[IPython-dev] Implementing inline images in a kernel

Fernando Perez fperez.net at gmail.com
Wed Jan 29 18:03:25 EST 2014


Hi all,

A bit of additional context, not in response to any particular message but
just providing some extra info on where we come from...

I think it's worth looking at where the one notebook-one kernel assumption
we're trying to maintain comes from, why that's our stance, and why it does
*not* really limit much what others can do in terms of exploring new
approaches to interactive computing with IPython.
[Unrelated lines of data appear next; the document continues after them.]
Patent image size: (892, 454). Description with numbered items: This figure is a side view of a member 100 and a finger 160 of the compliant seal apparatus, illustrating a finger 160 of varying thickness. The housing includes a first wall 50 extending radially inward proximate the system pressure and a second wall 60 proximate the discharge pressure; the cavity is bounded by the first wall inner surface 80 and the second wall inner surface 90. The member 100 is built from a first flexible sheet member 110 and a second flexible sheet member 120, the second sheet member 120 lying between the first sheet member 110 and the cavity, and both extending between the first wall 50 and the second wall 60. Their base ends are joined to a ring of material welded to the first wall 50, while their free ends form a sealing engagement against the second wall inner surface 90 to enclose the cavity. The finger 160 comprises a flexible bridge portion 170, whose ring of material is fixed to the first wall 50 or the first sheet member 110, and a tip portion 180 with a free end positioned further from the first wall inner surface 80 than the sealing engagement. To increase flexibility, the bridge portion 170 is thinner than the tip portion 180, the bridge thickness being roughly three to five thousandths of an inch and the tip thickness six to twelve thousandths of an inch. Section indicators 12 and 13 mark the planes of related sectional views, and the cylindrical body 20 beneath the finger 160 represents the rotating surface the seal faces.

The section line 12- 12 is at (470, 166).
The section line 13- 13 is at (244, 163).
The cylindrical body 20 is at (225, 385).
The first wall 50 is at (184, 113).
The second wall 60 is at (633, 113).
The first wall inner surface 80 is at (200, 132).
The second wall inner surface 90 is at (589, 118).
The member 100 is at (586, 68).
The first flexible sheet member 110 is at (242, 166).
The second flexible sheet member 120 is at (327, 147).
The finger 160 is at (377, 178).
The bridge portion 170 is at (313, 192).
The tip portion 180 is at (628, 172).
By keeping the notion of a *single*, 'official' kernel attached to a
notebook, we have a very clear and manageable model for our entire backend
infrastructure in terms of how the KernelManager has to be written, what
metadata has to go into the notebook files, how a new kernel can be
registered (see here -
https://hackpad.com/IPython-Winter-2014-Development-Meeting-fKrExqKCWmC#:h=Full,-integrated-support-for-n),
etc.

If we were to allow a notebook to directly expose potentially multiple
kernels, then *we* have to carry the burden of managing a cohort of
processes, tracking/killing all of them, handling signals to all of them,
having our server mange groups of sockets (a complete set per kernel), etc.
 We have to record that in the notebook files, define specs for kernel
groups, etc.  That complexity actually propagates pretty deeply across all
the pieces of IPython, and if there's one thing that unfortunately can't be
said about IPython, it's that it is in any way, shape or form, a 'simple'
project :)

Remember: we have a small team that is trying to build something very
ambitious, that walks a delicate line. This is a research project exploring
new modes of computational interaction and communication (from individuals
playing with their code to teaching, publication and book writing). But
*simultaneously*, it is a *production* tool being used at high schools,
universities, research facilities and companies.  That tension is always
there for us: we want to be able to try and explore novel ideas, yet we
can't simply hack something crazy that turns out to be a maintenance
nightmare in the future, because this isn't just 'research code', it's a
real-world production tool.

But in this context, we've seen how even the *current* design doesn't
preclude offering multiple languages to the end user, and even doing so in
various forms. IPython provides a number of magics (either built-in or
through extensions) that allow you to mix and match languages in several
ways:

- %%bash, %%perl and the like all fire a new subprocess call each time,
with zero persistent state between calls, and simply capture stdout/err and
print it back.

- %%julia, %%R and similar initialize a persistent sub-interpreter
in-process, with various degrees of in-memory data sharing.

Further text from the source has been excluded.